I chose this image because of where it lays. In this area of the cemetery, there are many old upright monuments, and this gem was laying in/on the ground among them.
Many of the monuments in the older section have this fungus/moss growing on them. After some time, it starts to crumble the stone beneath. All I could think was, "Out of death comes new life."
A couple of full sized cover slab monuments placed directly over the entire grave/lot.
The huge uprights in the background are wonderful pieces of work, with beautifully carved urn shaped tops. Both of these types of monuments are rarely made anymore because they would be cost prohibitive.

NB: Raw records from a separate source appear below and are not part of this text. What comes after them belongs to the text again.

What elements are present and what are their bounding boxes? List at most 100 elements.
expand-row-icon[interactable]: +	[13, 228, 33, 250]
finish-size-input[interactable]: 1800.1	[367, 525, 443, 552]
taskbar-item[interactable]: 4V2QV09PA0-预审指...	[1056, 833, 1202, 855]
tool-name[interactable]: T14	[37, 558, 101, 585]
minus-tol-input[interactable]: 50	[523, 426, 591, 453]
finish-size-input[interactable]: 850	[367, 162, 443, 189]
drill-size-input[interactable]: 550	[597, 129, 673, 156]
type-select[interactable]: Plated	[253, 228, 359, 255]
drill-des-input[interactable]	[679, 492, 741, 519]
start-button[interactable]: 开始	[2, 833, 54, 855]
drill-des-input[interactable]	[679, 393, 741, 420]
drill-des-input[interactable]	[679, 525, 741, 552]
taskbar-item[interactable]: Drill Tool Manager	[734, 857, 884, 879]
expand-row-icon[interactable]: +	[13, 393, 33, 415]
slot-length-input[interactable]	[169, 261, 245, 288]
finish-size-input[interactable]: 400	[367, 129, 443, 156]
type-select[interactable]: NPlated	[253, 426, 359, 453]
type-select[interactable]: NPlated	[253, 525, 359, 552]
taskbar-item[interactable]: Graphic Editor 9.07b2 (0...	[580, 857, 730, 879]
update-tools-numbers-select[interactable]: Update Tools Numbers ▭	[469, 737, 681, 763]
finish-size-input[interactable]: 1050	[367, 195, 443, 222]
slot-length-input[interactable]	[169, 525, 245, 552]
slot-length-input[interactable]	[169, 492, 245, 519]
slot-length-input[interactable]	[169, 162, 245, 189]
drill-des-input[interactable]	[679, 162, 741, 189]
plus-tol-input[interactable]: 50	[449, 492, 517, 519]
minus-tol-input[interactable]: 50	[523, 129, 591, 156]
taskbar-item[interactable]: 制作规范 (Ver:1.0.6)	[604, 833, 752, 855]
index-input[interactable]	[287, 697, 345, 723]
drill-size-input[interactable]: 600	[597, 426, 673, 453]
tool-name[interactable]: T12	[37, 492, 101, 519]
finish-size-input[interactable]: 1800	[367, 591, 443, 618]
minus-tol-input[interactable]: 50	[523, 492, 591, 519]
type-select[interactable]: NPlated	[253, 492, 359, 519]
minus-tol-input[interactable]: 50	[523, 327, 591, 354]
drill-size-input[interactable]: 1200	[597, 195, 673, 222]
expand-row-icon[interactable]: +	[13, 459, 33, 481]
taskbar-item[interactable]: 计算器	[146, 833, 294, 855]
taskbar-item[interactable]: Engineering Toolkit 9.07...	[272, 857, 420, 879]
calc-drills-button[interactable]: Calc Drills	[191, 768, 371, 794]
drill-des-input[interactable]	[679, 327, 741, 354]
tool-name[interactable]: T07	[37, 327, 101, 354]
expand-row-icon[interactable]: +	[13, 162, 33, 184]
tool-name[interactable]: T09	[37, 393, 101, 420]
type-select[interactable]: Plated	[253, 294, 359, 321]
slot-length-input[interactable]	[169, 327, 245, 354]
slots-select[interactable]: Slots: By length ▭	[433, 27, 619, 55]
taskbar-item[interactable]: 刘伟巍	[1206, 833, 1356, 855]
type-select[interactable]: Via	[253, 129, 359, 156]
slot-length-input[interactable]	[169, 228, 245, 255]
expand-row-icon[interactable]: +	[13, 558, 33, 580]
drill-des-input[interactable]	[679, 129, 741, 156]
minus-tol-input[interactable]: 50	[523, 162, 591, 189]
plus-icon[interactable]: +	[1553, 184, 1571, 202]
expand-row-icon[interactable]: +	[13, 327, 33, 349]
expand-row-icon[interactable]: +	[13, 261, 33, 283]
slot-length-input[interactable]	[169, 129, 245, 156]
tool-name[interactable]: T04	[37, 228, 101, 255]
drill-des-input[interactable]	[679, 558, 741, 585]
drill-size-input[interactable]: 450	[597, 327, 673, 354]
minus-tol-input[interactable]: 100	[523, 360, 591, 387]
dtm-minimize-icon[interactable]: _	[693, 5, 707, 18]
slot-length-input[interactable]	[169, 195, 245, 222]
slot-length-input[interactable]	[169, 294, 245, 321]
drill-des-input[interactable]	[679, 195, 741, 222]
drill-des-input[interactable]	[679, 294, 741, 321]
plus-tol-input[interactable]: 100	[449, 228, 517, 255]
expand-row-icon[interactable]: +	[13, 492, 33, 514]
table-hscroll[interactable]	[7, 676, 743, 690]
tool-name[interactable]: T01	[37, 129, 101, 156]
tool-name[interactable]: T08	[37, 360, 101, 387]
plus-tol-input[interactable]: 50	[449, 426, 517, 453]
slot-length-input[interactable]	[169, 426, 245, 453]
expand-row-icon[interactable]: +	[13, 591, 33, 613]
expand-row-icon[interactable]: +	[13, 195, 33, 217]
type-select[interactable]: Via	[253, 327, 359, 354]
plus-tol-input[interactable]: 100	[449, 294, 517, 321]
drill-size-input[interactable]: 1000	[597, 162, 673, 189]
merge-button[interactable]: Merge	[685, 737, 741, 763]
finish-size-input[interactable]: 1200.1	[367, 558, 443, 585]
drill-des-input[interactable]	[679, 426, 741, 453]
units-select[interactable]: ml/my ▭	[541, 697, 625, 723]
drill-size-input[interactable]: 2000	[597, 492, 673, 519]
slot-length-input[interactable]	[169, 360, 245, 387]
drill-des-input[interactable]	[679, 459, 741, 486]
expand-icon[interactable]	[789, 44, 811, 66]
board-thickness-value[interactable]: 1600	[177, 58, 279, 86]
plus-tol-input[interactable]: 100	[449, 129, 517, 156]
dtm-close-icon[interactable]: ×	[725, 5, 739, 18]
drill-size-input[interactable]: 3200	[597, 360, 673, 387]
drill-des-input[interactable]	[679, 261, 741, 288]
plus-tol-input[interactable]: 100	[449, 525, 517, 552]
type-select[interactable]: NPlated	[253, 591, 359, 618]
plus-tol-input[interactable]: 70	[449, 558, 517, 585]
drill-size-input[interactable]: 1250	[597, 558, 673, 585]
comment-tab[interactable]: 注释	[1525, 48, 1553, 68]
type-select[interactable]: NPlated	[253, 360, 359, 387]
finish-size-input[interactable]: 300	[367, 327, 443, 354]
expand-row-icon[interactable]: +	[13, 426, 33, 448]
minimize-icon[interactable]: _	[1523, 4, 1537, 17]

Here is a close look at the larger slab monument, placed in 1901.
Another old beauty.
This beauty is slowly sinking into the earth. I wanted desperately to peel away the grass and earth that will eventually cover it, and bring it back up to a level where it can be seen by all. Truthfully though, trying to level this with the ground again would probably break it.
They just don't make behemoths like these anymore. Way too expensive.
This monument was one of three hiding behind some bushes that were likely lovingly planted eons ago. The bushes are now bigger than the monuments, perhaps shielding them from some of the weather.
Just look at the intricate work on this piece. How beautiful!
Same with this one. Such craftsmanship.
This is a style that isn't seen much anymore. A whole piece of stone carved to look like it was formed from several field stones put together.
See what I mean?
A larger example of this style.
From the front. You can just make out the delicate carving of the information.
That's it folks. Just a teeny, tiny glimpse of the beauty I saw in the cemetery.
Go for a walk, while the weather is still reasonably nice. There is so much beauty to behold.